A recent study found that suicide rates among US youth aged 5-24 years increased during the COVID-19 pandemic, particularly among males, preteens, young adults, and specific racial and ethnic groups. This highlights disparities that have likely been worsened by the pandemic and underscores the need for targeted suicide prevention efforts.
Suicide is a leading cause of death among young people in the United States. Rates of youth suicide deaths were rising before the coronavirus (COVID-19) pandemic began, so it is critical to understand how the pandemic impacted this public health crisis. In a new study supported by the National Institute of Mental Health, researchers examined national youth suicide trends and characteristics in the United States before and during the COVID-19 pandemic.
A research team led by Jeffrey Bridge, Ph.D., Donna Ruch, Ph.D., and Lisa Horowitz, Ph.D., MPH, analyzed national suicide data from the Centers for Disease Control and Prevention. The researchers first identified all U.S. youth aged 5 to 24 years with suicide listed as the cause of death over the first 10 months of the pandemic (March 1, 2020–December 31, 2020). They calculated the total and monthly suicide deaths overall and by sex, age, race and ethnicity, and suicide method. Then, they examined how many young people died by suicide during the first 10 months of the pandemic and compared it to an estimated number of suicide deaths during that same period had the pandemic not occurred (calculated using data from the previous 5 years).
The researchers identified 5,568 youth who died by suicide during the first 10 months of the pandemic, which was higher than the expected number of deaths had the pandemic not occurred. Higher than expected suicide rates were found a few months into the pandemic, starting in July 2020.

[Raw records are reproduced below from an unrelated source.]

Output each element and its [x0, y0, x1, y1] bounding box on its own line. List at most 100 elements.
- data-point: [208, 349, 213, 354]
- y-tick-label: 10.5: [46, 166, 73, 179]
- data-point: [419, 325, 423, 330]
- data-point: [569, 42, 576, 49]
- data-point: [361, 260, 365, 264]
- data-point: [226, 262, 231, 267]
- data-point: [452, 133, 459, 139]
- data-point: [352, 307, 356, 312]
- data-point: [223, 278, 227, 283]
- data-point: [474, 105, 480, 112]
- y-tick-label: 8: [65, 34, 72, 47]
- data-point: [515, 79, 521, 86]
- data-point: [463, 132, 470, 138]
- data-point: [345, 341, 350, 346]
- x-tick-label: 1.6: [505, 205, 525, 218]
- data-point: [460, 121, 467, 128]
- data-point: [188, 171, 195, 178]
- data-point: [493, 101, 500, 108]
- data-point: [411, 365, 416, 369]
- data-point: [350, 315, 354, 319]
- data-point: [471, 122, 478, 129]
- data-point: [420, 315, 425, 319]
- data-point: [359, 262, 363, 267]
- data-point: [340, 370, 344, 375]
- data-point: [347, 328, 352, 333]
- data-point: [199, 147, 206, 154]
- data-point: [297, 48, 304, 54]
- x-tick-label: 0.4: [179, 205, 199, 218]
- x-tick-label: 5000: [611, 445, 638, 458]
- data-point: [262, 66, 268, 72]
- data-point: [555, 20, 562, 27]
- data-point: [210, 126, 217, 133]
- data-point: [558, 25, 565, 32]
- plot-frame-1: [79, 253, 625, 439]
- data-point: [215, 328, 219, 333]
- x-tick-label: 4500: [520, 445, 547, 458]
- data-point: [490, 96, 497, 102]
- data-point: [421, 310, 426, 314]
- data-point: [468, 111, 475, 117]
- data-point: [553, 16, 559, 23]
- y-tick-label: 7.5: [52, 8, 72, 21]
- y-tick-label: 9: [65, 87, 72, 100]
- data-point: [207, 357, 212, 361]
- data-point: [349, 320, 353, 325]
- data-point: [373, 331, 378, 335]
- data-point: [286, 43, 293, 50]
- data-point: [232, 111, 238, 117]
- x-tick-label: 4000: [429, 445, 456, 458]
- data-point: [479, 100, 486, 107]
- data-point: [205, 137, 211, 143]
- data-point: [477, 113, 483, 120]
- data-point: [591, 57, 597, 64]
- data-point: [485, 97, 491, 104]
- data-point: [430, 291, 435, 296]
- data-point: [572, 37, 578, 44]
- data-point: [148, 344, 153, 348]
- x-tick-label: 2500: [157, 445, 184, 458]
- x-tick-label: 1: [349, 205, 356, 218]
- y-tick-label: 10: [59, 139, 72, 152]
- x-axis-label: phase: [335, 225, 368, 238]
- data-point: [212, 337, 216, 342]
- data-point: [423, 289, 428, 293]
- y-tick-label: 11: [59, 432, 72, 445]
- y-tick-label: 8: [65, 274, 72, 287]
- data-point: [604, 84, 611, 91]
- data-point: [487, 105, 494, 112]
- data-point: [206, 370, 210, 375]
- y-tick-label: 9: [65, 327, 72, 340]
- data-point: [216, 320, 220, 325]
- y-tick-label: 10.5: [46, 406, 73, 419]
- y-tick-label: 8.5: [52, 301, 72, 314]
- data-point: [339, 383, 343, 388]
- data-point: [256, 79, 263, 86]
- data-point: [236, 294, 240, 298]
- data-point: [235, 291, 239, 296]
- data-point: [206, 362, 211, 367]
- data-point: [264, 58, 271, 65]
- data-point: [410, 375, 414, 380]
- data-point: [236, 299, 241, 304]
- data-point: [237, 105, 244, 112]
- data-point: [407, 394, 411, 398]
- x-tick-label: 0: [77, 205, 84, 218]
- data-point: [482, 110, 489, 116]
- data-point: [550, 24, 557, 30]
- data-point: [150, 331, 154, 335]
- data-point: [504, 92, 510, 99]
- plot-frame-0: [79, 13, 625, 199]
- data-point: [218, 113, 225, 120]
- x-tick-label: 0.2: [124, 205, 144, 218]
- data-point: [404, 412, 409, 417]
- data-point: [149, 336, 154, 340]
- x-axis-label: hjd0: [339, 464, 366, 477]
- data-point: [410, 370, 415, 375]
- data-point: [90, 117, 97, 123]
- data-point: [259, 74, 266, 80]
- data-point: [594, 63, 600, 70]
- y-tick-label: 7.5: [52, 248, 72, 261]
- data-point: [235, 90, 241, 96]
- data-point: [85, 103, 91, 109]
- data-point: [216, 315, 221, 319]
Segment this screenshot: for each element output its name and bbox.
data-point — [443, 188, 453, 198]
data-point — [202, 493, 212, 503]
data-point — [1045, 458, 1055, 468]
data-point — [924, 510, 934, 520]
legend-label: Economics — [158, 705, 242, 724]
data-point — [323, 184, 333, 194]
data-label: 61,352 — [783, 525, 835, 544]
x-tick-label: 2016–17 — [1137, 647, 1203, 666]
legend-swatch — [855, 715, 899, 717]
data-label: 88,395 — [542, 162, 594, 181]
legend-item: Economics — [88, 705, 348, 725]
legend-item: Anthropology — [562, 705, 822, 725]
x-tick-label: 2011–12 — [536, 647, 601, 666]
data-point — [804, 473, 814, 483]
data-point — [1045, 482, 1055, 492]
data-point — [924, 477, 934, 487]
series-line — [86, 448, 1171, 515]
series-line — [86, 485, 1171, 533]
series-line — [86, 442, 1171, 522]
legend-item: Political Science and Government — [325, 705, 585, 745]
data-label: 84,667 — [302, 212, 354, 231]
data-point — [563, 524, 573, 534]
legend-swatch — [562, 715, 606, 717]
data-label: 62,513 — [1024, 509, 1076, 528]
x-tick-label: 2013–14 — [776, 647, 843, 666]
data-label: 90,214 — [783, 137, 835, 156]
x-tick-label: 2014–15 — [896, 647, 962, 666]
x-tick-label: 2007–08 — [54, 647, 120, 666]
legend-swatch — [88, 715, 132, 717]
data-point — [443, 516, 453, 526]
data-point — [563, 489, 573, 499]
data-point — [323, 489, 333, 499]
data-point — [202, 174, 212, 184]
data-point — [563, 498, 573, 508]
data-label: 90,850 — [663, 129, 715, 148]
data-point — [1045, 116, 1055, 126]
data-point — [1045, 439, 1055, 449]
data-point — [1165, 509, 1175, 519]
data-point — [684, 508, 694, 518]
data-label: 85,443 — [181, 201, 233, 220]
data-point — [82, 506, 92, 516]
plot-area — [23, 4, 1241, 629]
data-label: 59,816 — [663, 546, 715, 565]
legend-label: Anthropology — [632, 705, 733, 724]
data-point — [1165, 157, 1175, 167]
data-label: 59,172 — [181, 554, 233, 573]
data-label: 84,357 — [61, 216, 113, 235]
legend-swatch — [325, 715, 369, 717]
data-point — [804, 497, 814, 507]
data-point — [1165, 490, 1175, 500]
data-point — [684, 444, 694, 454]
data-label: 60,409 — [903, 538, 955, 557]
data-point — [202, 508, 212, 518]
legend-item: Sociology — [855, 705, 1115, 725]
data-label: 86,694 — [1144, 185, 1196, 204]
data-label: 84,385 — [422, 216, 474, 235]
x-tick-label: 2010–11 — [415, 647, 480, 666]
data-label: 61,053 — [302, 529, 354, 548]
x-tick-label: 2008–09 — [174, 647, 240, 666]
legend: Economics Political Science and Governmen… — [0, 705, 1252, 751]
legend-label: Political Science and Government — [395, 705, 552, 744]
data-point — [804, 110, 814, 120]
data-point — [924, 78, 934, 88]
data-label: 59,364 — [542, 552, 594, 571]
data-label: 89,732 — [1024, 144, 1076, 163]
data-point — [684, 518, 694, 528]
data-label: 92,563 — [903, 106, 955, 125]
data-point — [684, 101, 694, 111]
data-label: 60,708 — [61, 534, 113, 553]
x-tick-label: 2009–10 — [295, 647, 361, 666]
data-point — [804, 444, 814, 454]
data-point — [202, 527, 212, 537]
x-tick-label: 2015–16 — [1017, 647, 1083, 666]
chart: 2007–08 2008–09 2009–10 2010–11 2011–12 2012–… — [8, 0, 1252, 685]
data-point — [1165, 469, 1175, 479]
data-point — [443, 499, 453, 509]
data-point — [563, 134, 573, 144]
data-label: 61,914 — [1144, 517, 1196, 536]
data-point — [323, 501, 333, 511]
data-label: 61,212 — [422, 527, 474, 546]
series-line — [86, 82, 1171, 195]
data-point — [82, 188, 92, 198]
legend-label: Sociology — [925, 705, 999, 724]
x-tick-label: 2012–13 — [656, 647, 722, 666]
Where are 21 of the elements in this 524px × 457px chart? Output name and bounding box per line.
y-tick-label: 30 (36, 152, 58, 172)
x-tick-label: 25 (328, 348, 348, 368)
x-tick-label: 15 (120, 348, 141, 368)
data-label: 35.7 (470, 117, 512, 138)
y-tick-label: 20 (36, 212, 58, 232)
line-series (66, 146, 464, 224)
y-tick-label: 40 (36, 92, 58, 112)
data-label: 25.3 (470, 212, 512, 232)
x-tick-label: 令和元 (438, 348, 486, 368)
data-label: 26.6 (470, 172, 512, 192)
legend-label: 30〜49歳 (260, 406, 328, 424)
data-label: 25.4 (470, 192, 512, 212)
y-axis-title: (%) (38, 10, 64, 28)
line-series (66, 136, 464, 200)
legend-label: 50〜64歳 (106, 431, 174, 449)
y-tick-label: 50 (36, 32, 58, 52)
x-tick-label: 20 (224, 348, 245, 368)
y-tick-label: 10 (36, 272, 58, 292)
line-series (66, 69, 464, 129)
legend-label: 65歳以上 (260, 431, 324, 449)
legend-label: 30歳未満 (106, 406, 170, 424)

The increase in suicide deaths varied significantly by sex, age, race and ethnicity, and suicide method. During the pandemic, there were higher than expected suicide deaths among males, preteens aged 5–12 years, young adults aged 18–24 years, non-Hispanic American Indian or Alaskan Native youth, and non-Hispanic Black youth as compared to before the pandemic. Suicide deaths involving firearms were also higher than expected.
The significantly higher number of suicide deaths reported for certain racial and ethnic groups, specifically non-Hispanic American Indian or Alaskan Native and non-Hispanic Black youth, highlights ongoing disparities in rates of suicide that the pandemic may have exacerbated. The increase in suicide deaths among preteens also suggests that more attention may need to be paid to this age group, who tend to be understudied in suicide prevention research and have different developmental needs than older adolescents and young adults.
This research is only a first step in examining the pandemic’s impact on youth mental health and points to several areas for further investigation. First, it is possible that other events or factors unrelated to the pandemic that occurred during the study’s time frame contributed to the rise in youth suicide deaths but were unmeasured. Second, research is still needed to identify the underlying causes of the increase in youth suicide deaths, both overall and for specific groups. Third, the COVID-19 pandemic period analyzed in this study was limited to 10 months in 2020 and does not reflect longer-term trends in youth suicide that may have changed as the pandemic wore on. Last, suicide deaths for some groups may have been underreported due to inaccurate or misclassified data; ongoing monitoring of suicide rates will help clarify the suicide risk faced by young people in the United States.
This study shows that the pandemic impacted youth suicide rates, but the impact was not the same for everyone and varied based on sex, age, and race and ethnicity. As such, the authors suggest that it may be helpful to broadly implement suicide prevention efforts in settings that serve young people, while also tailoring those efforts to address the disparities faced by specific groups. Moreover, given the extended duration of the pandemic and its ongoing impact on young people in the United States, it will be important to monitor long-term trends in suicide rates associated with COVID-19 and identify factors driving the increased risk for suicide among some people.
For more on this study, see Youth Suicide Rates Surged During COVID-19 Pandemic.
Reference: “Youth Suicide During the First Year of the COVID-19 Pandemic” by Jeffrey A. Bridge, PhD; Donna A. Ruch, PhD; Arielle H. Sheftall, PhD; Hyeouk Chris Hahm, PhD, LCSW; Victoria M. O’Keefe, PhD; Cynthia A. Fontanella, PhD; Guy Brock, PhD; John V. Campo, MD and Lisa M. Horowitz, PhD, MPH, 15 February 2023, Pediatrics.